Why cross-sectoral collaboration? Growing evidence indicates that through integration we can harness synergies. Multifaceted problems need multifaceted solutions. Integration provides the opportunity for streamlining messages and greater efficiency in program delivery. However, there are challenges. Funding, staff motivation and workload, coordination among agencies and organizations are some of the many hurdles that must be overcome. Another hurdle is the lack of common indicators, which inhibit the measurement of program effectiveness.
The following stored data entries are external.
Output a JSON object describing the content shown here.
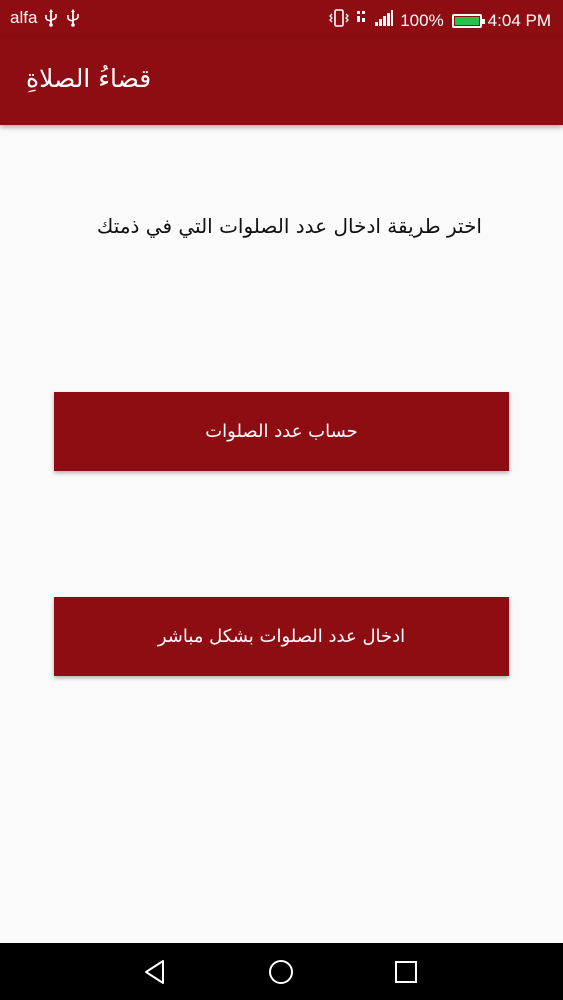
{
  "status_bar": {
    "carrier": "alfa",
    "battery_percent": "100%",
    "battery_level": 1.0,
    "time": "4:04 PM",
    "icons": [
      "usb-icon",
      "usb-icon",
      "vibrate-icon",
      "no-sim-icon",
      "signal-icon",
      "battery-icon"
    ]
  },
  "app_bar": {
    "title": "قضاءُ الصلاةِ"
  },
  "main": {
    "instruction": "اختر طريقة  ادخال عدد الصلوات التي في ذمتك",
    "buttons": [
      {
        "label": "حساب عدد الصلوات"
      },
      {
        "label": "ادخال عدد الصلوات بشكل مباشر"
      }
    ]
  },
  "nav_bar": {
    "icons": [
      "back-icon",
      "home-icon",
      "recents-icon"
    ]
  },
  "colors": {
    "primary": "#8e0d12",
    "background": "#fafafa",
    "battery_fill": "#27c24c"
  }
}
Why focus on integrated indicators? Properly defined indicators for integration mean that we can learn which interventions worked and which failed to meet expectations. Each of the three sectors represented in CF&N have their own indicators with varying degrees of strength. Indicators that correspond with integrated programs will allow us to better know if our hypothesis—that integrating WASH, nutrition, and ECD will have a greater impact—is correct. We know that indicators developed and utilized must be SMART: specific, measurable, achievable, reliable, and time bound. But, we also know that there is more work to be done. The evidence base for three-way integration is growing, and the development of indicators is a crucial step as we move forward.
How do we move forward? During the second segment of the session at the Mini-University, the audience engaged in a discussion of what is needed to move forward by sharing ideas on ways to identify and develop indicators for integration, as well as methods for overcoming gaps and challenges of delivering integrated interventions.
Increased advocacy with donors is needed, integration must be incorporated at the service delivery level to not overburden families, and a broader range of partners, stakeholders, and implementers must be brought into the conversation. Simply put, more dialogue and a greater emphasis on developing frameworks with indicators that function along a continuum are both needed.
Robust, comprehensive, measurable, and integrated indicators will generate more evidence that will allow us to better hone our work. Ultimately, as the WASH, nutrition, and ECD sectors further collaborate and forge stronger bonds, a broad set of health, nutrition, and child development indicators will be essential to demonstrating impact. Certainly, the challenge is great, but we believe that through our joint efforts we can make a greater impact than we could alone.